Iron ore stockpiles at Port Hedland. Photo: BHP Billiton
Oliver Probert – Sydney
December 9, 2015
The iron ore market decline has continued this week, with the spot price for 62% Fe iron ore quoted as low as US$38.80 a tonne this morning.
Sustained market oversupply coupled with a slowdown in demand has led to an iron ore price at the end of 2015 which is well toward the bottom-end of most analysts’ forecasts earlier in the year.
The current price is a near-decade low, and is just over a fifth of the price at the peak of the iron ore cycle: in 2011, the price was US$191.70 a tonne.
The sub-$40 dip comes a week after Gina Rinehart opened exports from her Roy Hill iron ore mine – an operation with a purported break-even mark in the low-US$40s region.

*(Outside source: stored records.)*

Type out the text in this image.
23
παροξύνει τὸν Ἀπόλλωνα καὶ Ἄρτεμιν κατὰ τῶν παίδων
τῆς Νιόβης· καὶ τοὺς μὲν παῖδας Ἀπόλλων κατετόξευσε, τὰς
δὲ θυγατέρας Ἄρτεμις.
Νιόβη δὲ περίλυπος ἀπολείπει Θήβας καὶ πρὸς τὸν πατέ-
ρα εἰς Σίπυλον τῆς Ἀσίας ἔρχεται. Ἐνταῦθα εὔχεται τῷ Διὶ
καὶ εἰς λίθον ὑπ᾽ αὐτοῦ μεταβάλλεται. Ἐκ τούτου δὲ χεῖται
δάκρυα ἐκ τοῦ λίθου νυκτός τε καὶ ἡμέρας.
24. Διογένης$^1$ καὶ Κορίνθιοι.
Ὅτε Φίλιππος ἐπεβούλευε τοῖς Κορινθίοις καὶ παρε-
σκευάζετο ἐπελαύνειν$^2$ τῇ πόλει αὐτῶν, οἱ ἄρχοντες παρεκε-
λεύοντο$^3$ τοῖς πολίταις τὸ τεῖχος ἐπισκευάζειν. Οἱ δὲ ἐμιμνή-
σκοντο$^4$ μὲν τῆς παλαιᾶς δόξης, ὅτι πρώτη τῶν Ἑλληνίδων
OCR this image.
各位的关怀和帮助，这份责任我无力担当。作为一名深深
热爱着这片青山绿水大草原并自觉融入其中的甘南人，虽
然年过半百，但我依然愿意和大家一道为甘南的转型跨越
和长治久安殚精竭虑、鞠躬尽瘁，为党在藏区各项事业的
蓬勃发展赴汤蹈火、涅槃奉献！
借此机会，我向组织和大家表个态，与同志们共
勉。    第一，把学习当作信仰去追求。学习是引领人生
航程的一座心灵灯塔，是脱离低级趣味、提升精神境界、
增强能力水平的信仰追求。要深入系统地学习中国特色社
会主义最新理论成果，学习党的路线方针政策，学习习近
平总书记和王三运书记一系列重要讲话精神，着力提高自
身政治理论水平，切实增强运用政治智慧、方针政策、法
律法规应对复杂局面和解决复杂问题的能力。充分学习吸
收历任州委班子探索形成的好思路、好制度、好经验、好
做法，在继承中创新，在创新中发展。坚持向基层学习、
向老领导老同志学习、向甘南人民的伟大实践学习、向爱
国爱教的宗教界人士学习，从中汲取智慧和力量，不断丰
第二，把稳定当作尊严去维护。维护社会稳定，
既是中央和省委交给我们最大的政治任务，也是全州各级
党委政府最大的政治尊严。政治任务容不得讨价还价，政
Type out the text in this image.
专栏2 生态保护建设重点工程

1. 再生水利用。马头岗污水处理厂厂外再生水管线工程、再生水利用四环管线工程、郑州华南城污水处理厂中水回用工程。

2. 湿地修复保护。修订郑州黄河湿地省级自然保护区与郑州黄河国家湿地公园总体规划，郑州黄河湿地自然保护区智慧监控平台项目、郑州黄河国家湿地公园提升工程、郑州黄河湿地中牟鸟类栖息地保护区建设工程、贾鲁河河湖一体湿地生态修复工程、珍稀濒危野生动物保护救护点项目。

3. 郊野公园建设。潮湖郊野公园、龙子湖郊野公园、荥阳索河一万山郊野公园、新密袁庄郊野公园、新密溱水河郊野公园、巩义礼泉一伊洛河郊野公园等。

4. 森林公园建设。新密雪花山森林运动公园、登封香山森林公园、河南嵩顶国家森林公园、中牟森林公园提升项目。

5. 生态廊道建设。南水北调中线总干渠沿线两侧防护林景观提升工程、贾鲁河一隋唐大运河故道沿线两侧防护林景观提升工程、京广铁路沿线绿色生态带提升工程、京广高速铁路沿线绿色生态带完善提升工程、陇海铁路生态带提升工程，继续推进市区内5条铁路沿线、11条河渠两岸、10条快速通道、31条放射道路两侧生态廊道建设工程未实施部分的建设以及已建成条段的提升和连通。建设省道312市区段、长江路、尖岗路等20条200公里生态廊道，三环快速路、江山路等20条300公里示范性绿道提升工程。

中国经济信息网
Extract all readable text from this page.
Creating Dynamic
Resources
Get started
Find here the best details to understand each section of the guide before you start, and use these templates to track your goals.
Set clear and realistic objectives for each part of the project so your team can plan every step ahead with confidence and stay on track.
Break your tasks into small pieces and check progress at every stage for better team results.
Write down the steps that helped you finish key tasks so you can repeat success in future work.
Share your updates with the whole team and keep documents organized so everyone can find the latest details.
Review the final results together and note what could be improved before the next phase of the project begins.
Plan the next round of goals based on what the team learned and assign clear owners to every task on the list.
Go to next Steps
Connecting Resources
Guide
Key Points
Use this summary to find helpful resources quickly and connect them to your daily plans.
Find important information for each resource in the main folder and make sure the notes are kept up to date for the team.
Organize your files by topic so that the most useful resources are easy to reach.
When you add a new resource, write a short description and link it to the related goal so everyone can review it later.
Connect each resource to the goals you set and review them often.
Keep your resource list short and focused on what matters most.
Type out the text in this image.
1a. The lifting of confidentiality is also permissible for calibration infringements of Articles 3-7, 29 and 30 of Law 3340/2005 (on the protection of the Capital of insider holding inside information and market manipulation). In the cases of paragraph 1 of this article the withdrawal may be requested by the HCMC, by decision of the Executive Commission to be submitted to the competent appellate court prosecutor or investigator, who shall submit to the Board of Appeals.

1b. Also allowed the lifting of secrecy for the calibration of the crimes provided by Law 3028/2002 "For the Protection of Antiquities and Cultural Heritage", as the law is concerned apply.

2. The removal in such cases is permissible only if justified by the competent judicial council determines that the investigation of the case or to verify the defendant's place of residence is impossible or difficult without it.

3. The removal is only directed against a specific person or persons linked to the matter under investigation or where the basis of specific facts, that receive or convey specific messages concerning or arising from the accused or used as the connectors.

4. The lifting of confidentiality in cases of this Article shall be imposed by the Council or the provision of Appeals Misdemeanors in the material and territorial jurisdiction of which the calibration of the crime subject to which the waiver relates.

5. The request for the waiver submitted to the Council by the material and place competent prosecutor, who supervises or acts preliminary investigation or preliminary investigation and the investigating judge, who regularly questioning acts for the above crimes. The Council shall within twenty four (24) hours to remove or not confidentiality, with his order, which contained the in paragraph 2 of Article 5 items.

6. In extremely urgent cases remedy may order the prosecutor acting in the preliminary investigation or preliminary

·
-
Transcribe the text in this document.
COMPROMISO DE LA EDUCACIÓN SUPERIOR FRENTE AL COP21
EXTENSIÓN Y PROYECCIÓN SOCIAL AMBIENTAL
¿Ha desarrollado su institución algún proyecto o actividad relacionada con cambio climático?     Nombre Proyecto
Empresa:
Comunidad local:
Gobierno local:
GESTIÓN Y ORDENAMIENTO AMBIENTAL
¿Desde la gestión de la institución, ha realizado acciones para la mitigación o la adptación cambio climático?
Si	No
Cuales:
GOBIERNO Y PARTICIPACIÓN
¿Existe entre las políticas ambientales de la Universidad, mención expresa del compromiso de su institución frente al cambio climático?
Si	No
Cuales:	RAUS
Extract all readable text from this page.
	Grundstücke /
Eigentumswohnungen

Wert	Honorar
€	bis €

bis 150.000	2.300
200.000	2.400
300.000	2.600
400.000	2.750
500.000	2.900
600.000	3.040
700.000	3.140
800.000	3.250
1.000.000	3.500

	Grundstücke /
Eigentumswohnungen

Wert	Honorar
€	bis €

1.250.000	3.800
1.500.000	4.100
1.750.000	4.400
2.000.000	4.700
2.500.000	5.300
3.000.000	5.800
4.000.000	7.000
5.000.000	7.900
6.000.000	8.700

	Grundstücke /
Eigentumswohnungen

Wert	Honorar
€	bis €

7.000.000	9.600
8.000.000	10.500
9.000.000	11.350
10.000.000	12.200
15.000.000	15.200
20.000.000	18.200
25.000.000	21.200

There’s still some way to go before the two giants – BHP Billiton and Roy Hill – are sweating, with their break-evens in the mid-US$20 range, but the continued price decline is still putting a significant damper on their respective ASX share prices.
BHP Billiton’s share price has dropped 31% in the past three months, from $24.65 to an opening price of $16.98 this morning.
Rio, meanwhile, has seen its price drop 21%, from $51.51 three months ago, to an open of $40.80 today.
Fortescue Metals Group, whose break-even price has declined significantly in 2015 thanks to cost cutting and efficiency measures, has been slightly more stable on the stock exchange in the past three months, dropping 12% from $2.04 to $1.80.